A arte de persuadir

Persuadir é uma arte. Porque ronda o mundo das quimeras, do impossível, do inaceitável; porque certas coisas que fazemos quando persuadidos espantam o mundo da lógica e do bom senso. Porque crer que certas barbaridades sejam frutos e consequências de uma ciência, de um processo racional afrontam a prudência. Senão como explicar, por exemplo, o poder de Rasputin, um campesino bêbado, semianalfabeto e insolente que se transformou em guru, curandeiro e profeta da família real russa no início do século XX?
Seu poder de persuasão, seu olhar hipnótico convenciam as mulheres a aceitar “exorcismos erótico-sexuais” como forma de se livrarem do demônio que habitava seus corpos. Ganhou a confiança da czarina Alexandra quando conseguiu, rezando, estancar uma hemorragia do príncipe herdeiro, que era hemofílico. Em poucos anos, estava dentro do palácio real, decidindo até nomeações de ministros, escolhidos sempre entre os mais incapazes.
Rasputin lembra outro guru que, nos anos 60 e 70, surpreendeu o mundo. Jim Jones também se tornou vistoso por curas fraudulentas. Mas também fazia caridade e arrebanhou uma legião de fieis e também chegou aos poderosos, como a família Carter. Mas quando começaram a desconfiar de suas fraudes; quando descobriram que seus métodos de persuasão passavam por abusos psicológicos e sexuais, partiu dos Estados Unidos e montou uma comunidade utópica na Guiana. Foi onde seu poder de persuasão assumiu sua face mais perversa.
Ordenou que os mais de 900 seguidores ingerissem veneno, o que se transformou no maior suicídio coletivo da História. Talvez alguns tenham sido obrigados a envenenar-se, mas é certo que convenceu a maioria de que morrer era mais importante que viver.

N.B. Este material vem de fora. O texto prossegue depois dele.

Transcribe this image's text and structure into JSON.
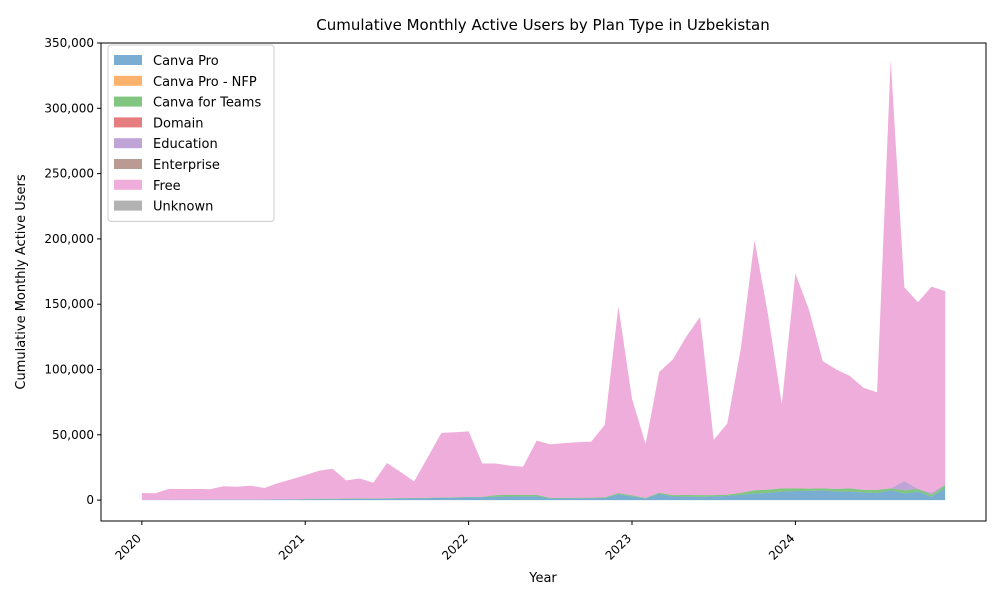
{
  "chart_data": {
    "type": "area",
    "stacked": true,
    "title": "Cumulative Monthly Active Users by Plan Type in Uzbekistan",
    "xlabel": "Year",
    "ylabel": "Cumulative Monthly Active Users",
    "xlim": [
      "2019-10",
      "2025-03"
    ],
    "ylim": [
      -16000,
      350000
    ],
    "yticks": [
      0,
      50000,
      100000,
      150000,
      200000,
      250000,
      300000,
      350000
    ],
    "ytick_labels": [
      "0",
      "50,000",
      "100,000",
      "150,000",
      "200,000",
      "250,000",
      "300,000",
      "350,000"
    ],
    "xticks": [
      "2020-01",
      "2021-01",
      "2022-01",
      "2023-01",
      "2024-01"
    ],
    "xtick_labels": [
      "2020",
      "2021",
      "2022",
      "2023",
      "2024"
    ],
    "grid": false,
    "legend_position": "top-left",
    "x": [
      "2020-01",
      "2020-02",
      "2020-03",
      "2020-04",
      "2020-05",
      "2020-06",
      "2020-07",
      "2020-08",
      "2020-09",
      "2020-10",
      "2020-11",
      "2020-12",
      "2021-01",
      "2021-02",
      "2021-03",
      "2021-04",
      "2021-05",
      "2021-06",
      "2021-07",
      "2021-08",
      "2021-09",
      "2021-10",
      "2021-11",
      "2021-12",
      "2022-01",
      "2022-02",
      "2022-03",
      "2022-04",
      "2022-05",
      "2022-06",
      "2022-07",
      "2022-08",
      "2022-09",
      "2022-10",
      "2022-11",
      "2022-12",
      "2023-01",
      "2023-02",
      "2023-03",
      "2023-04",
      "2023-05",
      "2023-06",
      "2023-07",
      "2023-08",
      "2023-09",
      "2023-10",
      "2023-11",
      "2023-12",
      "2024-01",
      "2024-02",
      "2024-03",
      "2024-04",
      "2024-05",
      "2024-06",
      "2024-07",
      "2024-08",
      "2024-09",
      "2024-10",
      "2024-11",
      "2024-12"
    ],
    "series": [
      {
        "name": "Canva Pro",
        "color": "#1f77b4",
        "values": [
          200,
          200,
          300,
          300,
          300,
          400,
          400,
          400,
          400,
          400,
          500,
          500,
          600,
          700,
          700,
          800,
          900,
          1000,
          1100,
          1200,
          1300,
          1500,
          1700,
          1900,
          2100,
          2200,
          2600,
          2800,
          2900,
          3000,
          1200,
          1300,
          1300,
          1400,
          1600,
          4500,
          2800,
          1200,
          4800,
          2800,
          2700,
          2500,
          2800,
          3200,
          4000,
          5000,
          5500,
          6500,
          7000,
          7000,
          7500,
          6500,
          6500,
          5800,
          5300,
          7500,
          5000,
          6500,
          2500,
          9000
        ]
      },
      {
        "name": "Canva Pro - NFP",
        "color": "#ff7f0e",
        "values": [
          0,
          0,
          0,
          0,
          0,
          0,
          0,
          0,
          0,
          0,
          0,
          0,
          0,
          0,
          0,
          0,
          0,
          0,
          0,
          0,
          0,
          0,
          0,
          0,
          0,
          0,
          0,
          0,
          0,
          0,
          0,
          0,
          0,
          0,
          0,
          0,
          0,
          0,
          0,
          0,
          0,
          0,
          0,
          0,
          0,
          0,
          0,
          0,
          0,
          0,
          0,
          0,
          0,
          0,
          0,
          0,
          0,
          0,
          0,
          0
        ]
      },
      {
        "name": "Canva for Teams",
        "color": "#2ca02c",
        "values": [
          0,
          0,
          0,
          0,
          0,
          0,
          0,
          0,
          0,
          0,
          0,
          0,
          200,
          300,
          300,
          300,
          300,
          300,
          300,
          300,
          300,
          300,
          300,
          300,
          300,
          300,
          1200,
          1300,
          1100,
          1000,
          500,
          500,
          500,
          500,
          500,
          800,
          800,
          500,
          800,
          1000,
          1200,
          1300,
          1000,
          1000,
          1500,
          2500,
          2500,
          2500,
          2000,
          1800,
          1500,
          2000,
          2500,
          2000,
          2500,
          1500,
          2500,
          2000,
          1500,
          2500
        ]
      },
      {
        "name": "Domain",
        "color": "#d62728",
        "values": [
          0,
          0,
          0,
          0,
          0,
          0,
          0,
          0,
          0,
          0,
          0,
          0,
          0,
          0,
          0,
          0,
          0,
          0,
          0,
          0,
          0,
          0,
          0,
          0,
          0,
          0,
          0,
          0,
          0,
          0,
          0,
          0,
          0,
          0,
          0,
          0,
          0,
          0,
          0,
          0,
          0,
          0,
          0,
          0,
          0,
          0,
          0,
          0,
          0,
          0,
          0,
          0,
          0,
          0,
          0,
          0,
          0,
          0,
          0,
          0
        ]
      },
      {
        "name": "Education",
        "color": "#9467bd",
        "values": [
          0,
          0,
          0,
          0,
          0,
          0,
          0,
          0,
          0,
          0,
          0,
          0,
          0,
          0,
          0,
          0,
          0,
          0,
          0,
          0,
          0,
          0,
          0,
          0,
          0,
          0,
          0,
          0,
          0,
          0,
          0,
          0,
          0,
          0,
          0,
          0,
          0,
          0,
          0,
          0,
          0,
          0,
          0,
          0,
          0,
          0,
          0,
          0,
          0,
          0,
          0,
          0,
          0,
          0,
          0,
          0,
          7000,
          0,
          1500,
          500
        ]
      },
      {
        "name": "Enterprise",
        "color": "#8c564b",
        "values": [
          0,
          0,
          0,
          0,
          0,
          0,
          0,
          0,
          0,
          0,
          0,
          0,
          0,
          0,
          0,
          0,
          0,
          0,
          0,
          0,
          0,
          0,
          0,
          0,
          0,
          0,
          0,
          0,
          0,
          0,
          0,
          0,
          0,
          0,
          0,
          0,
          0,
          0,
          0,
          0,
          0,
          0,
          0,
          0,
          0,
          0,
          0,
          0,
          0,
          0,
          0,
          0,
          0,
          0,
          0,
          0,
          0,
          0,
          0,
          0
        ]
      },
      {
        "name": "Free",
        "color": "#e377c2",
        "values": [
          5200,
          5000,
          8300,
          8200,
          8300,
          7900,
          10200,
          9800,
          10600,
          8900,
          12500,
          15500,
          18200,
          21500,
          23000,
          14000,
          15300,
          12000,
          27000,
          20000,
          12700,
          31000,
          49500,
          49800,
          50200,
          25500,
          24200,
          22300,
          21500,
          41500,
          41000,
          41800,
          42500,
          42800,
          55500,
          143000,
          74000,
          41300,
          92500,
          104000,
          121500,
          136500,
          42300,
          54500,
          111000,
          191500,
          133500,
          64500,
          164500,
          137000,
          97500,
          91500,
          86000,
          78200,
          74700,
          328000,
          148500,
          143000,
          158000,
          148000
        ]
      },
      {
        "name": "Unknown",
        "color": "#7f7f7f",
        "values": [
          0,
          0,
          0,
          0,
          0,
          0,
          0,
          0,
          0,
          0,
          0,
          0,
          0,
          0,
          0,
          0,
          0,
          0,
          0,
          0,
          0,
          0,
          0,
          0,
          0,
          0,
          0,
          0,
          0,
          0,
          0,
          0,
          0,
          0,
          0,
          0,
          0,
          0,
          0,
          0,
          0,
          0,
          0,
          0,
          0,
          0,
          0,
          0,
          0,
          0,
          0,
          0,
          0,
          0,
          0,
          0,
          0,
          0,
          0,
          0
        ]
      }
    ]
  }
}
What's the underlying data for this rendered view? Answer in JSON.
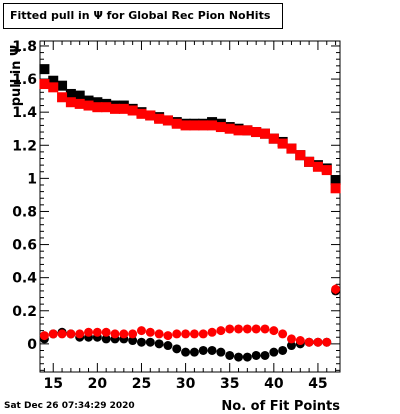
{
  "title": "Fitted pull in  Ψ  for Global Rec Pion NoHits",
  "timestamp": "Sat Dec 26 07:34:29 2020",
  "chart_data": {
    "type": "scatter",
    "title": "Fitted pull in  Ψ  for Global Rec Pion NoHits",
    "xlabel": "No. of Fit Points",
    "ylabel": "pull in  Ψ",
    "xlim": [
      13.5,
      47.5
    ],
    "ylim": [
      -0.17,
      1.83
    ],
    "x_ticks": [
      15,
      20,
      25,
      30,
      35,
      40,
      45
    ],
    "y_ticks": [
      0,
      0.2,
      0.4,
      0.6,
      0.8,
      1,
      1.2,
      1.4,
      1.6,
      1.8
    ],
    "y_tick_labels": [
      "0",
      "0.2",
      "0.4",
      "0.6",
      "0.8",
      "1",
      "1.2",
      "1.4",
      "1.6",
      "1.8"
    ],
    "grid": false,
    "legend": "none",
    "series": [
      {
        "color": "#000000",
        "marker": "square",
        "x": [
          14,
          15,
          16,
          17,
          18,
          19,
          20,
          21,
          22,
          23,
          24,
          25,
          26,
          27,
          28,
          29,
          30,
          31,
          32,
          33,
          34,
          35,
          36,
          37,
          38,
          39,
          40,
          41,
          42,
          43,
          44,
          45,
          46,
          47
        ],
        "values": [
          1.66,
          1.59,
          1.56,
          1.51,
          1.5,
          1.47,
          1.46,
          1.45,
          1.44,
          1.44,
          1.42,
          1.4,
          1.38,
          1.37,
          1.35,
          1.34,
          1.33,
          1.33,
          1.33,
          1.34,
          1.33,
          1.31,
          1.3,
          1.29,
          1.28,
          1.27,
          1.24,
          1.22,
          1.18,
          1.14,
          1.1,
          1.08,
          1.06,
          0.99
        ]
      },
      {
        "color": "#ff0000",
        "marker": "square",
        "x": [
          14,
          15,
          16,
          17,
          18,
          19,
          20,
          21,
          22,
          23,
          24,
          25,
          26,
          27,
          28,
          29,
          30,
          31,
          32,
          33,
          34,
          35,
          36,
          37,
          38,
          39,
          40,
          41,
          42,
          43,
          44,
          45,
          46,
          47
        ],
        "values": [
          1.57,
          1.55,
          1.49,
          1.46,
          1.45,
          1.44,
          1.43,
          1.43,
          1.42,
          1.42,
          1.41,
          1.39,
          1.38,
          1.36,
          1.35,
          1.33,
          1.32,
          1.32,
          1.32,
          1.32,
          1.31,
          1.3,
          1.29,
          1.29,
          1.28,
          1.27,
          1.24,
          1.21,
          1.18,
          1.14,
          1.1,
          1.07,
          1.05,
          0.94
        ]
      },
      {
        "color": "#000000",
        "marker": "circle",
        "x": [
          14,
          15,
          16,
          17,
          18,
          19,
          20,
          21,
          22,
          23,
          24,
          25,
          26,
          27,
          28,
          29,
          30,
          31,
          32,
          33,
          34,
          35,
          36,
          37,
          38,
          39,
          40,
          41,
          42,
          43,
          44,
          45,
          46,
          47
        ],
        "values": [
          0.03,
          0.06,
          0.07,
          0.06,
          0.04,
          0.04,
          0.04,
          0.03,
          0.03,
          0.03,
          0.02,
          0.01,
          0.01,
          0.0,
          -0.01,
          -0.03,
          -0.05,
          -0.05,
          -0.04,
          -0.04,
          -0.05,
          -0.07,
          -0.08,
          -0.08,
          -0.07,
          -0.07,
          -0.05,
          -0.04,
          -0.01,
          0.0,
          0.01,
          0.01,
          0.01,
          0.32
        ]
      },
      {
        "color": "#ff0000",
        "marker": "circle",
        "x": [
          14,
          15,
          16,
          17,
          18,
          19,
          20,
          21,
          22,
          23,
          24,
          25,
          26,
          27,
          28,
          29,
          30,
          31,
          32,
          33,
          34,
          35,
          36,
          37,
          38,
          39,
          40,
          41,
          42,
          43,
          44,
          45,
          46,
          47
        ],
        "values": [
          0.05,
          0.06,
          0.06,
          0.06,
          0.06,
          0.07,
          0.07,
          0.07,
          0.06,
          0.06,
          0.06,
          0.08,
          0.07,
          0.06,
          0.05,
          0.06,
          0.06,
          0.06,
          0.06,
          0.07,
          0.08,
          0.09,
          0.09,
          0.09,
          0.09,
          0.09,
          0.08,
          0.06,
          0.03,
          0.02,
          0.01,
          0.01,
          0.01,
          0.33
        ],
        "err": [
          0.0,
          0.0,
          0.0,
          0.0,
          0.0,
          0.0,
          0.0,
          0.0,
          0.0,
          0.0,
          0.0,
          0.0,
          0.0,
          0.0,
          0.0,
          0.0,
          0.0,
          0.0,
          0.0,
          0.0,
          0.0,
          0.0,
          0.0,
          0.0,
          0.0,
          0.0,
          0.0,
          0.0,
          0.0,
          0.0,
          0.0,
          0.0,
          0.0,
          0.03
        ]
      }
    ]
  }
}
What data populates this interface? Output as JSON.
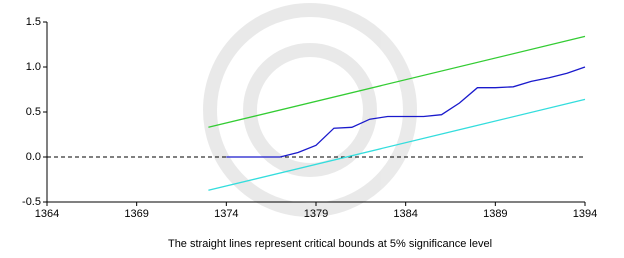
{
  "chart_data": {
    "type": "line",
    "xlabel": "The straight lines represent critical bounds at 5% significance level",
    "xlim": [
      1364,
      1394
    ],
    "xticks": [
      1364,
      1369,
      1374,
      1379,
      1384,
      1389,
      1394
    ],
    "ylim": [
      -0.5,
      1.5
    ],
    "yticks": [
      {
        "value": -0.5,
        "label": "-0.5"
      },
      {
        "value": 0,
        "label": "0.0"
      },
      0.5,
      {
        "value": 1,
        "label": "1.0"
      },
      1.5
    ],
    "hline": 0,
    "hline_color": "#000000",
    "series": [
      {
        "color": "#1a1acc",
        "x": [
          1374,
          1375,
          1376,
          1377,
          1378,
          1379,
          1380,
          1381,
          1382,
          1383,
          1384,
          1385,
          1386,
          1387,
          1388,
          1389,
          1390,
          1391,
          1392,
          1393,
          1394
        ],
        "values": [
          0,
          0,
          0,
          0,
          0.05,
          0.13,
          0.32,
          0.33,
          0.42,
          0.45,
          0.45,
          0.45,
          0.47,
          0.6,
          0.77,
          0.77,
          0.78,
          0.84,
          0.88,
          0.93,
          1.0
        ]
      },
      {
        "color": "#33cc33",
        "x": [
          1373,
          1394
        ],
        "values": [
          0.33,
          1.34
        ]
      },
      {
        "color": "#33dddd",
        "x": [
          1373,
          1394
        ],
        "values": [
          -0.37,
          0.64
        ]
      }
    ]
  }
}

Num caso emblemático para o Brasil, crimes sexuais também estão na base do esfarelamento do “médium” João de Deus. Guru de figuras famosas como Xuxa, João de Deus caiu em desgraça quando se descobriu que sua fama por “curas” e “milagres” servia para abusar da vulnerabilidade e da fé dos que o procuravam. Não percebeu que os desejos humanos ferem de morte nossa inocência. E sucumbiu porque acreditou que seu poder de persuadir esconderia suas falhas.
A gente sempre pensa que as pessoas fazem o bem pelo bem. E as veneramos por isso. E se temos necessidades e medos, acreditamos ainda mais. Mas gurus têm muito de lobos. E lobos têm fomes, as mais diversas. E, para muitos deles, não custa usar o poder sobre outra pessoa para persuadi-la a saciar suas fomes. Só que às vezes custa. É quando o guru explode.
O guru do momento é o “filósofo” Olavo de Carvalho. Seu método é o absurdo, o estapafúrdio. Para reunir seu gado, assovia uma canção ao tosco, ao improvável; dá voz a teorias da conspiração. Quanto mais assevera como verdade factual o devaneio, o ficcional, mais seu canto de sereia convence os desiludidos do mundo. Como o abismo no fim da Terra Plana: se caímos nele, caímos para onde?
Enfim, Rasputin foi assassinado, Jim Jones se suicidou, João de Deus está preso. A fila vai andando.
Para Rasputin, de longe o mais interessante dos gurus, Hermógenes, o Patriarca de Moscou gritou: “Demônio! Em nome de Deus eu o proíbo de tocar o sexo feminino. A Santa Igreja, através de suas orações, cuidou do seu sagrado povo. E agora, tu, escória, o está destruindo”.
Os rasputins modernos, por enquanto, preferem só mandar boletos do aluguel da fé. Mas deve piorar.